Gerrie Gutmann


Gerry von Pribosic Gutmann was an American Surrealist artist, who depicted a world of the macabre.  Her paintings show ornately dressed female-creatures, who are tormented by nature, animals, and memories.  Alienation permeates her art, a gothic place filled with eerie anthropomorphic creatures that would surround and taunt people.

While mostly self-taught Gutmann did study at an art school in Pasadena in 1939 with the post-surrealist painter Lorser Feitelson, who introduced her to her first husband the artist Victor von Pribosic.

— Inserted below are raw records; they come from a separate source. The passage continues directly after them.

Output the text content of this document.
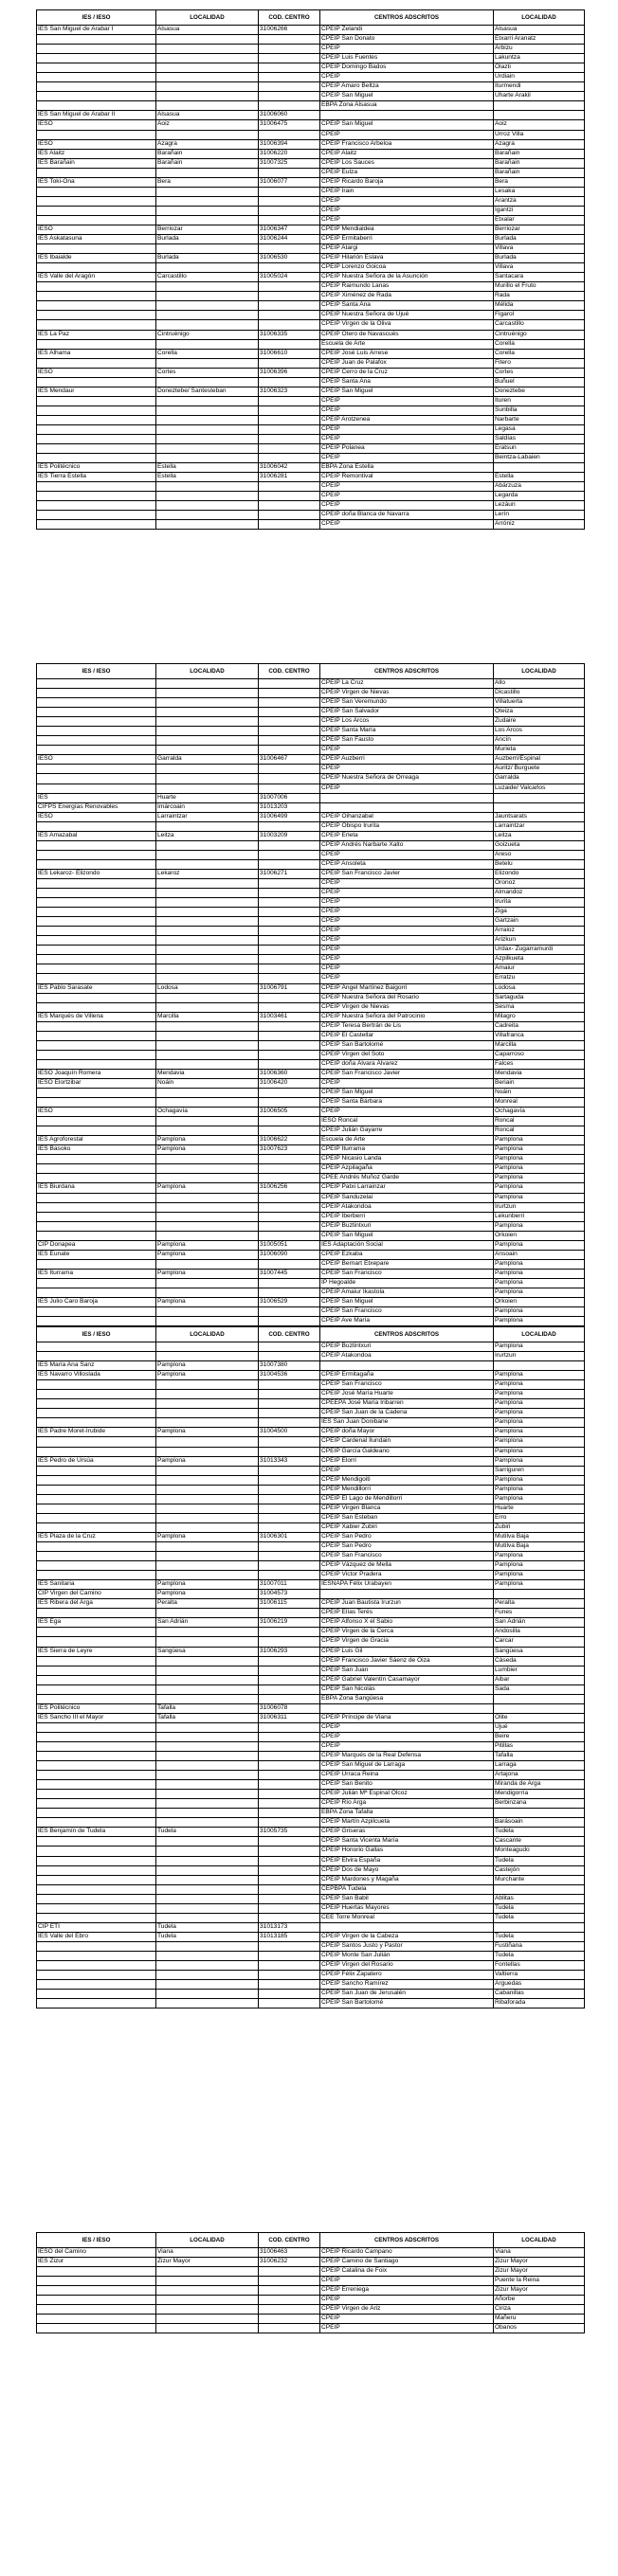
IES / IESO	LOCALIDAD	COD. CENTRO	CENTROS ADSCRITOS	LOCALIDAD
IES San Miguel de Arabar I	Alsasua	31006266	CPEIP Zelandi	Alsasua
			CPEIP San Donato	Etxarri Aranatz
			CPEIP	Arbizu
			CPEIP Luis Fuentes	Lakuntza
			CPEIP Domingo Bados	Olazti
			CPEIP	Urdiain
			CPEIP Amaro Beltza	Iturmendi
			CPEIP San Miguel	Uharte Arakil
			EBPA Zona Alsasua	
IES San Miguel de Arabar II	Alsasua	31006060		
IESO	Aoiz	31006475	CPEIP San Miguel	Aoiz
			CPEIP	Urroz Villa
IESO	Azagra	31006394	CPEIP Francisco Arbeloa	Azagra
IES Alaitz	Barañain	31006220	CPEIP Alaitz	Barañain
IES Barañain	Barañain	31007325	CPEIP Los Sauces	Barañain
			CPEIP Eulza	Barañain
IES Toki-Ona	Bera	31006077	CPEIP Ricardo Baroja	Bera
			CPEIP Irain	Lesaka
			CPEIP	Arantza
			CPEIP	Igantzi
			CPEIP	Etxalar
IESO	Berriozar	31006347	CPEIP Mendialdea	Berriozar
IES Askatasuna	Burlada	31006244	CPEIP Ermitaberri	Burlada
			CPEIP Atargi	Villava
IES Ibaialde	Burlada	31006530	CPEIP Hilarión Eslava	Burlada
			CPEIP Lorenzo Goicoa	Villava
IES Valle del Aragón	Carcastillo	31005024	CPEIP Nuestra Señora de la Asunción	Santacara
			CPEIP Raimundo Lanas	Murillo el Fruto
			CPEIP Ximénez de Rada	Rada
			CPEIP Santa Ana	Mélida
			CPEIP Nuestra Señora de Ujué	Figarol
			CPEIP Virgen de la Oliva	Carcastillo
IES La Paz	Cintruénigo	31006335	CPEIP Otero de Navascués	Cintruénigo
			Escuela de Arte	Corella
IES Alhama	Corella	31006610	CPEIP José Luis Arrese	Corella
			CPEIP Juan de Palafox	Fitero
IESO	Cortes	31006396	CPEIP Cerro de la Cruz	Cortes
			CPEIP Santa Ana	Buñuel
IES Mendaur	Doneztebe/ Santesteban	31006323	CPEIP San Miguel	Doneztebe
			CPEIP	Ituren
			CPEIP	Sunbilla
			CPEIP Arotzenea	Narbarte
			CPEIP	Legasa
			CPEIP	Saldías
			CPEIP Polanea	Eratsun
			CPEIP	Beintza-Labaien
IES Politécnico	Estella	31006042	EBPA Zona Estella	
IES Tierra Estella	Estella	31006281	CPEIP Remontival	Estella
			CPEIP	Abárzuza
			CPEIP	Legarda
			CPEIP	Lezáun
			CPEIP doña Blanca de Navarra	Lerín
			CPEIP	Arróniz
IES / IESO	LOCALIDAD	COD. CENTRO	CENTROS ADSCRITOS	LOCALIDAD
			CPEIP La Cruz	Allo
			CPEIP Virgen de Nievas	Dicastillo
			CPEIP San Veremundo	Villatuerta
			CPEIP San Salvador	Oteiza
			CPEIP Los Arcos	Zudaire
			CPEIP Santa María	Los Arcos
			CPEIP San Fausto	Ancín
			CPEIP	Murieta
IESO	Garralda	31006467	CPEIP Auzberri	Auzberri/Espinal
			CPEIP	Auritz/ Burguete
			CPEIP Nuestra Señora de Orreaga	Garralda
			CPEIP	Luzaide/ Valcarlos
IES	Huarte	31007006		
CIFPS Energías Renovables	Imárcoain	31013203		
IESO	Larraintzar	31006499	CPEIP Oihanzabal	Jauntsarats
			CPEIP Obispo Irurita	Larraintzar
IES Amazabal	Leitza	31003209	CPEIP Erleta	Leitza
			CPEIP Andrés Narbarte Xalto	Goizueta
			CPEIP	Areso
			CPEIP Ansoleta	Betelu
IES Lekaroz- Elizondo	Lekaroz	31006271	CPEIP San Francisco Javier	Elizondo
			CPEIP	Oronoz
			CPEIP	Almandoz
			CPEIP	Irurita
			CPEIP	Ziga
			CPEIP	Gartzain
			CPEIP	Arraioz
			CPEIP	Arizkun
			CPEIP	Urdax- Zugarramurdi
			CPEIP	Azpilkueta
			CPEIP	Amaiur
			CPEIP	Erratzu
IES Pablo Sarasate	Lodosa	31006791	CPEIP Ángel Martínez Baigorri	Lodosa
			CPEIP Nuestra Señora del Rosario	Sartaguda
			CPEIP Virgen de Nievas	Sesma
IES Marqués de Villena	Marcilla	31003461	CPEIP Nuestra Señora del Patrocinio	Milagro
			CPEIP Teresa Bertrán de Lis	Cadreita
			CPEIP El Castellar	Villafranca
			CPEIP San Bartolomé	Marcilla
			CPEIP Virgen del Soto	Caparroso
			CPEIP doña Álvara Álvarez	Falces
IESO Joaquín Romera	Mendavia	31006360	CPEIP San Francisco Javier	Mendavia
IESO Elortzibar	Noáin	31006420	CPEIP	Beriain
			CPEIP San Miguel	Noáin
			CPEIP Santa Bárbara	Monreal
IESO	Ochagavía	31006505	CPEIP	Ochagavía
			IESO Roncal	Roncal
			CPEIP Julián Gayarre	Roncal
IES Agroforestal	Pamplona	31006622	Escuela de Arte	Pamplona
IES Basoko	Pamplona	31007623	CPEIP Iturrama	Pamplona
			CPEIP Nicasio Landa	Pamplona
			CPEIP Azpilagaña	Pamplona
			CPEE Andrés Muñoz Garde	Pamplona
IES Biurdana	Pamplona	31006256	CPEIP Patxi Larrainzar	Pamplona
			CPEIP Sanduzelai	Pamplona
			CPEIP Atakondoa	Irurtzun
			CPEIP Iberberri	Lekunberri
			CPEIP Buztintxuri	Pamplona
			CPEIP San Miguel	Orkoien
CIP Donapea	Pamplona	31005051	IES Adaptación Social	Pamplona
IES Eunate	Pamplona	31006090	CPEIP Ezkaba	Ansoain
			CPEIP Bernart Etxepare	Pamplona
IES Iturrama	Pamplona	31007445	CPEIP San Francisco	Pamplona
			IP Hegoalde	Pamplona
			CPEIP Amaiur Ikastola	Pamplona
IES Julio Caro Baroja	Pamplona	31006529	CPEIP San Miguel	Orkoien
			CPEIP San Francisco	Pamplona
			CPEIP Ave María	Pamplona

IES / IESO	LOCALIDAD	COD. CENTRO	CENTROS ADSCRITOS	LOCALIDAD
			CPEIP Buztintxuri	Pamplona
			CPEIP Atakondoa	Irurtzun
IES María Ana Sanz	Pamplona	31007380		
IES Navarro Villoslada	Pamplona	31004536	CPEIP Ermitagaña	Pamplona
			CPEIP San Francisco	Pamplona
			CPEIP José María Huarte	Pamplona
			CPEEPA José María Iribarren	Pamplona
			CPEIP San Juan de la Cadena	Pamplona
			IES San Juan Donibane	Pamplona
IES Padre Moret-Irubide	Pamplona	31004500	CPEIP doña Mayor	Pamplona
			CPEIP Cardenal Ilundain	Pamplona
			CPEIP García Galdeano	Pamplona
IES Pedro de Ursúa	Pamplona	31013343	CPEIP Elorri	Pamplona
			CPEIP	Sarriguren
			CPEIP Mendigoiti	Pamplona
			CPEIP Mendillorri	Pamplona
			CPEIP El Lago de Mendillorri	Pamplona
			CPEIP Virgen Blanca	Huarte
			CPEIP San Esteban	Erro
			CPEIP Xabier Zubiri	Zubiri
IES Plaza de la Cruz	Pamplona	31006301	CPEIP San Pedro	Mutilva Baja
			CPEIP San Pedro	Mutilva Baja
			CPEIP San Francisco	Pamplona
			CPEIP Vázquez de Mella	Pamplona
			CPEIP Victor Pradera	Pamplona
IES Sanitaria	Pamplona	31007011	IESNAPA Félix Urabayen	Pamplona
CIP Virgen del Camino	Pamplona	31004573		
IES Ribera del Arga	Peralta	31006115	CPEIP Juan Bautista Irurzun	Peralta
			CPEIP Elías Terés	Funes
IES Ega	San Adrián	31006219	CPEIP Alfonso X el Sabio	San Adrián
			CPEIP Virgen de la Cerca	Andosilla
			CPEIP Virgen de Gracia	Carcar
IES Sierra de Leyre	Sangüesa	31006293	CPEIP Luis Gil	Sangüesa
			CPEIP Francisco Javier Sáenz de Oiza	Cáseda
			CPEIP San Juan	Lumbier
			CPEIP Gabriel Valentín Casamayor	Aibar
			CPEIP San Nicolás	Sada
			EBPA Zona Sangüesa	
IES Politécnico	Tafalla	31006078		
IES Sancho III el Mayor	Tafalla	31006311	CPEIP Príncipe de Viana	Olite
			CPEIP	Ujué
			CPEIP	Beire
			CPEIP	Pitillas
			CPEIP Marqués de la Real Defensa	Tafalla
			CPEIP San Miguel de Larraga	Larraga
			CPEIP Urraca Reina	Artajona
			CPEIP San Benito	Miranda de Arga
			CPEIP Julián Mª Espinal Olcoz	Mendigorría
			CPEIP Río Arga	Berbinzana
			EBPA Zona Tafalla	
			CPEIP Martín Azpilcueta	Barásoain
IES Benjamín de Tudela	Tudela	31005735	CPEIP Griseras	Tudela
			CPEIP Santa Vicenta María	Cascante
			CPEIP Honorio Gallas	Monteagudo
			CPEIP Elvira España	Tudela
			CPEIP Dos de Mayo	Castejón
			CPEIP Mardones y Magaña	Murchante
			CEPBPA Tudela	
			CPEIP San Babil	Ablitas
			CPEIP Huertas Mayores	Tudela
			CEE Torre Monreal	Tudela
CIP ETI	Tudela	31013173		
IES Valle del Ebro	Tudela	31013185	CPEIP Virgen de la Cabeza	Tudela
			CPEIP Santos Justo y Pastor	Fustiñana
			CPEIP Monte San Julián	Tudela
			CPEIP Virgen del Rosario	Fontellas
			CPEIP Félix Zapatero	Valtierra
			CPEIP Sancho Ramírez	Arguedas
			CPEIP San Juan de Jerusalén	Cabanillas
			CPEIP San Bartolomé	Ribaforada
IES / IESO	LOCALIDAD	COD. CENTRO	CENTROS ADSCRITOS	LOCALIDAD
IESO del Camino	Viana	31006463	CPEIP Ricardo Campano	Viana
IES Zizur	Zizur Mayor	31006232	CPEIP Camino de Santiago	Zizur Mayor
			CPEIP Catalina de Foix	Zizur Mayor
			CPEIP	Puente la Reina
			CPEIP Erreniega	Zizur Mayor
			CPEIP	Añorbe
			CPEIP Virgen de Ariz	Ciriza
			CPEIP	Mañeru
			CPEIP	Obanos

The couple moved to Oregon where she further developed her highly detailed, almost pre-Raphaelite style of painting.  They divorced in 1945, and the custody battle over their son inspired recurring imagery of childhood, toys, and personal memories in beautiful self-portrait drawings as well as in images of stolen or deceased children.

“The Theft” was one such painting, an autobiographical account of the loss of her son in which she plays the role of a medieval Madonna who holds a small casket close to her. Male surrealist artists envisioned the Virgin Mary as an icon of disruption within a patriarchal society.  By this role casting, Gutmann portrayed herself as both victim and saint.

Gutmann moved to Northern California and in 1949 married the photographer John Gutmann, serving as his model in many of his photographs.  During the 1950s many West Coast artists turned to abstraction, but Gutmann never did.  She rejected this style and isolated herself from many painters, choosing to paint in styles from early Flemish art to Surrealism.

Her first solo exhibition was held in 1948 and traveled to multiple locations, including New York and Portland. Gutmann was given solo shows at the de Young Museum in San Francisco in 1949, 1952, and 1964.  Never recovering from the loss of her son, Gutmann committed suicide in 1969.